We hope eventually all CI systems will support integrated debugging like this!
Pernosco processing adds some latency to the push/test cycle, but only when developers are already waiting for CI results. Compare this to the effort required to rerun and debug the test locally, or to multiple cycles of enabling extra logging and re-pushing to figure out the problem.
Pernosco is most effective when we can examine the entire tree of processes spawned by a CI job and identify the smallest set of processes needed to debug a particular failing test. Unfortunately Travis doesn't distinguish build failures from test failures, and it doesn't identify finer-grained test results than the result of the entire job. Therefore we use heuristics to pick out processes for debugging; for example, we make independent recordings of the tests run by
cargo test when that appears in a Travis configuration.
Many CI frameworks exist, and many projects have their own. Some work is required to integrate Pernosco with each one.
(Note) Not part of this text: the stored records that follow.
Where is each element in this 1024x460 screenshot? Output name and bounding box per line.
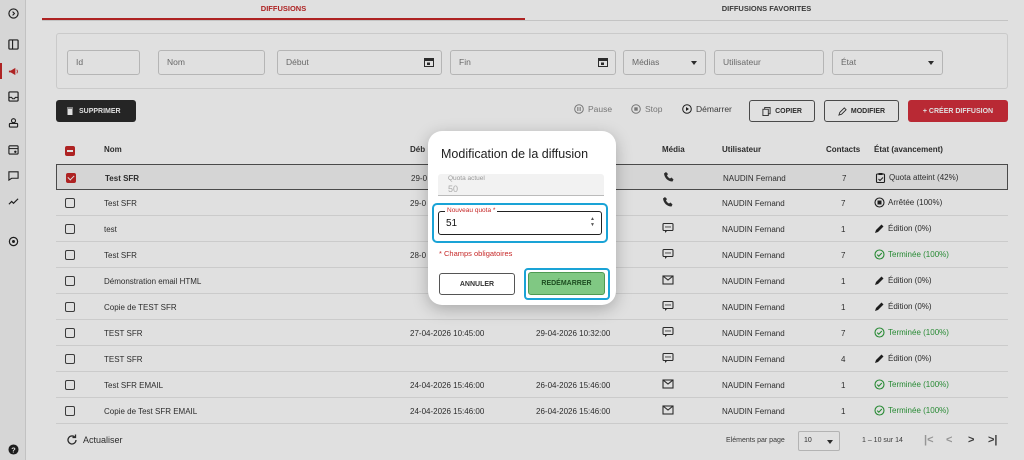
current-quota-field: Quota actuel 50 bbox=[438, 174, 604, 196]
cancel-label: ANNULER bbox=[459, 280, 495, 288]
new-quota-focus-ring: Nouveau quota * ▲▼ bbox=[432, 203, 608, 243]
restart-focus-ring: REDÉMARRER bbox=[524, 268, 610, 300]
current-quota-value: 50 bbox=[448, 184, 459, 194]
dialog-title: Modification de la diffusion bbox=[441, 147, 589, 161]
current-quota-label: Quota actuel bbox=[448, 175, 485, 182]
new-quota-input[interactable] bbox=[446, 216, 576, 230]
restart-button[interactable]: REDÉMARRER bbox=[528, 272, 605, 295]
edit-diffusion-dialog: Modification de la diffusion Quota actue… bbox=[428, 131, 616, 305]
new-quota-field: Nouveau quota * ▲▼ bbox=[438, 207, 602, 235]
cancel-button[interactable]: ANNULER bbox=[439, 273, 515, 295]
restart-label: REDÉMARRER bbox=[541, 280, 592, 287]
new-quota-label: Nouveau quota * bbox=[445, 207, 498, 214]
required-fields-note: * Champs obligatoires bbox=[439, 249, 513, 258]
number-spinner-icon[interactable]: ▲ ▼ bbox=[590, 216, 595, 228]
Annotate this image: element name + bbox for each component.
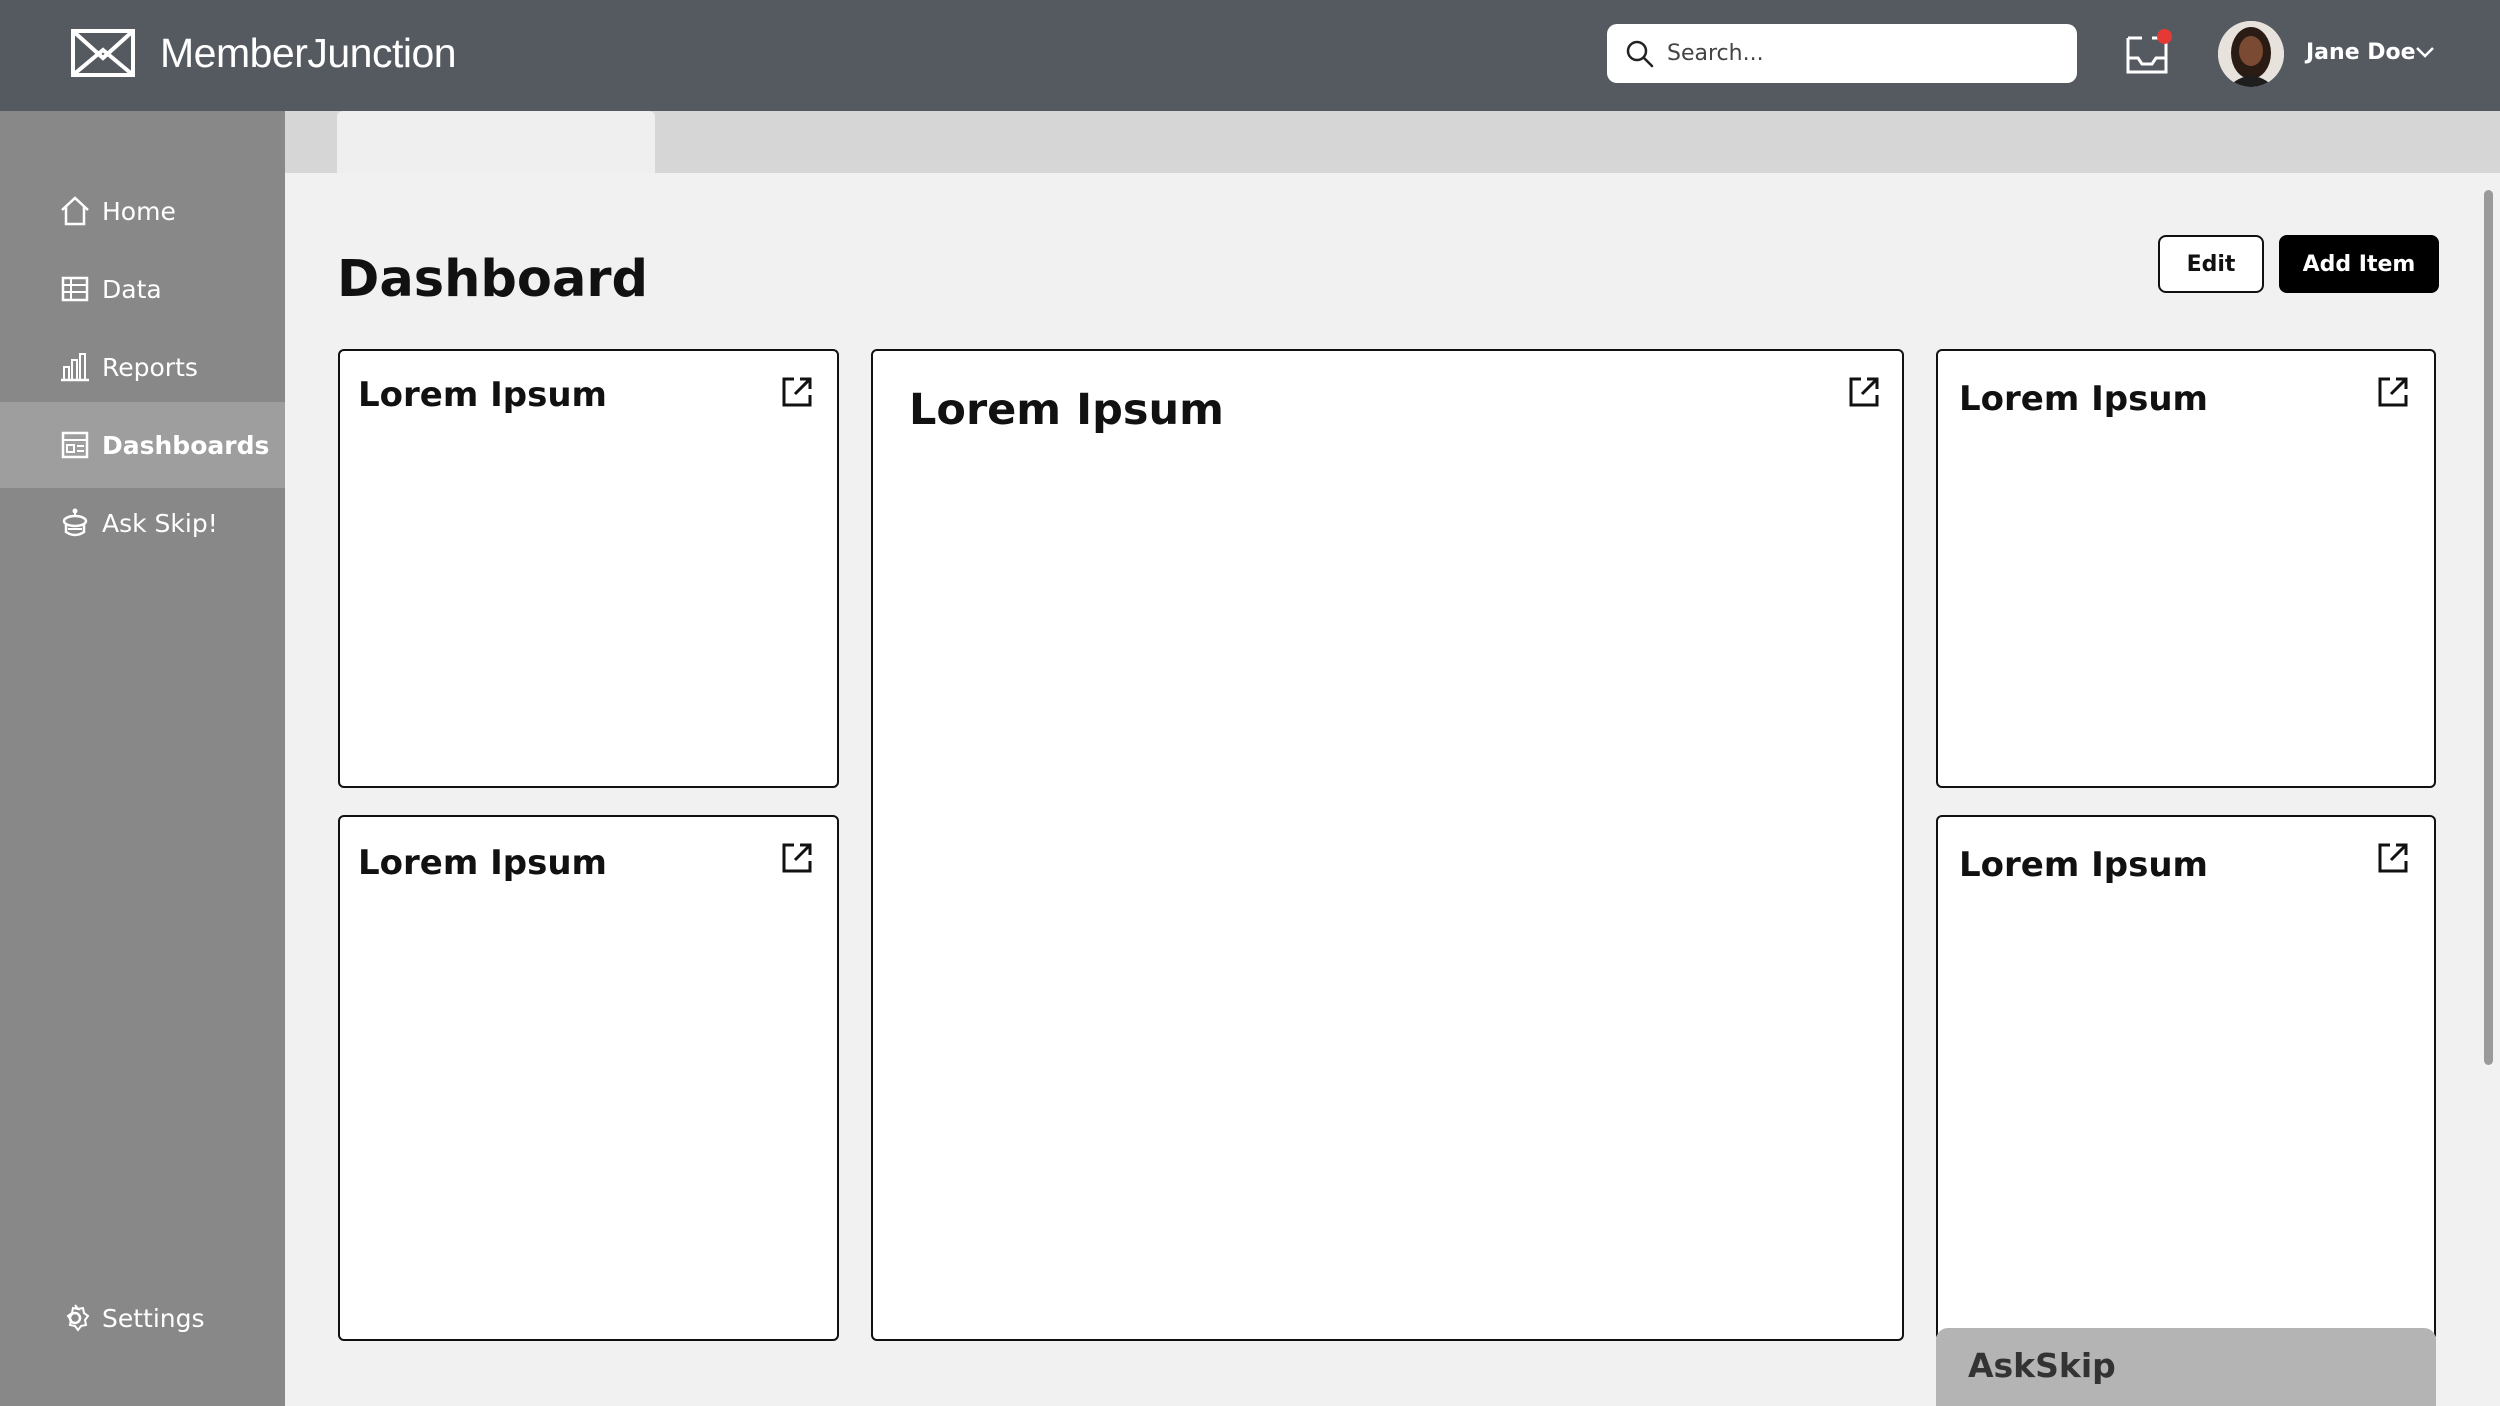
sidebar-item-label: Data <box>102 274 162 304</box>
user-name[interactable]: Jane Doe <box>2306 40 2416 65</box>
table-icon <box>61 276 89 302</box>
dashboard-card[interactable]: Lorem Ipsum <box>338 815 839 1341</box>
card-title: Lorem Ipsum <box>1959 379 2208 419</box>
app-logo[interactable]: MemberJunction <box>70 28 457 78</box>
notifications-button[interactable] <box>2124 29 2172 76</box>
page-title: Dashboard <box>337 250 649 309</box>
sidebar-item-label: Dashboards <box>102 430 270 460</box>
bar-chart-icon <box>61 353 89 382</box>
settings-label: Settings <box>102 1303 205 1333</box>
sidebar-item-label: Home <box>102 196 176 226</box>
top-bar: MemberJunction Jane Doe <box>0 0 2500 111</box>
notification-badge <box>2157 29 2172 44</box>
scrollbar[interactable] <box>2484 190 2493 1065</box>
card-title: Lorem Ipsum <box>358 843 607 883</box>
askskip-panel[interactable]: AskSkip <box>1936 1328 2436 1406</box>
search-box[interactable] <box>1607 24 2077 83</box>
external-link-icon[interactable] <box>2376 375 2410 409</box>
edit-button[interactable]: Edit <box>2158 235 2264 293</box>
sidebar-item-settings[interactable]: Settings <box>0 1275 285 1361</box>
dashboard-card[interactable]: Lorem Ipsum <box>338 349 839 788</box>
external-link-icon[interactable] <box>2376 841 2410 875</box>
logo-icon <box>71 29 135 77</box>
dashboard-card[interactable]: Lorem Ipsum <box>1936 349 2436 788</box>
askskip-label: AskSkip <box>1968 1346 2116 1385</box>
sidebar: Home Data Reports Dashboards Ask Skip! S… <box>0 111 285 1406</box>
home-icon <box>61 196 89 226</box>
chevron-down-icon[interactable] <box>2414 44 2436 60</box>
tab-strip <box>285 111 2500 173</box>
sidebar-item-dashboards[interactable]: Dashboards <box>0 402 285 488</box>
dashboard-card[interactable]: Lorem Ipsum <box>871 349 1904 1341</box>
user-avatar-image <box>2218 21 2284 87</box>
search-input[interactable] <box>1667 41 2067 66</box>
avatar[interactable] <box>2218 21 2284 87</box>
skip-robot-icon <box>62 508 88 537</box>
sidebar-item-home[interactable]: Home <box>0 168 285 254</box>
app-name: MemberJunction <box>160 29 457 76</box>
sidebar-item-data[interactable]: Data <box>0 246 285 332</box>
external-link-icon[interactable] <box>780 375 814 409</box>
gear-icon <box>66 1304 90 1332</box>
sidebar-item-ask-skip[interactable]: Ask Skip! <box>0 480 285 566</box>
sidebar-item-label: Reports <box>102 352 198 382</box>
add-item-button[interactable]: Add Item <box>2279 235 2439 293</box>
search-icon <box>1626 40 1654 67</box>
external-link-icon[interactable] <box>1847 375 1881 409</box>
card-title: Lorem Ipsum <box>909 385 1224 435</box>
dashboard-icon <box>61 431 89 459</box>
card-title: Lorem Ipsum <box>358 375 607 415</box>
external-link-icon[interactable] <box>780 841 814 875</box>
sidebar-item-label: Ask Skip! <box>102 508 218 538</box>
sidebar-item-reports[interactable]: Reports <box>0 324 285 410</box>
tab-dashboard[interactable] <box>337 111 655 173</box>
card-title: Lorem Ipsum <box>1959 845 2208 885</box>
dashboard-card[interactable]: Lorem Ipsum <box>1936 815 2436 1341</box>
Firefox developers validate their changes before commit by pushing them to a Mozilla 'Try server' which runs automated tests on them. Pernosco detects test failures on the Try server, then reproduces, records and processes those failures, notifying developers by email when Pernosco sessions are available. Clicking on a link to debug is much more convenient than having to reproduce the test failure locally.
To simplify debugging, our test reproducer stops the recording as soon as the first test in a suite has failed. Sometimes developers want to debug a different test failure. To support that, we offer a dashboard where developers can view each test that failed and select them individually for reproduction and debugging with Pernosco.
Our CI support primarily targets reproduction of deterministic test failures, and re-runs each failing test suite just once by default. We also support rerunning a failed test suite multiple times (with rr chaos mode) to enable reproduction and debugging of intermittent test failures.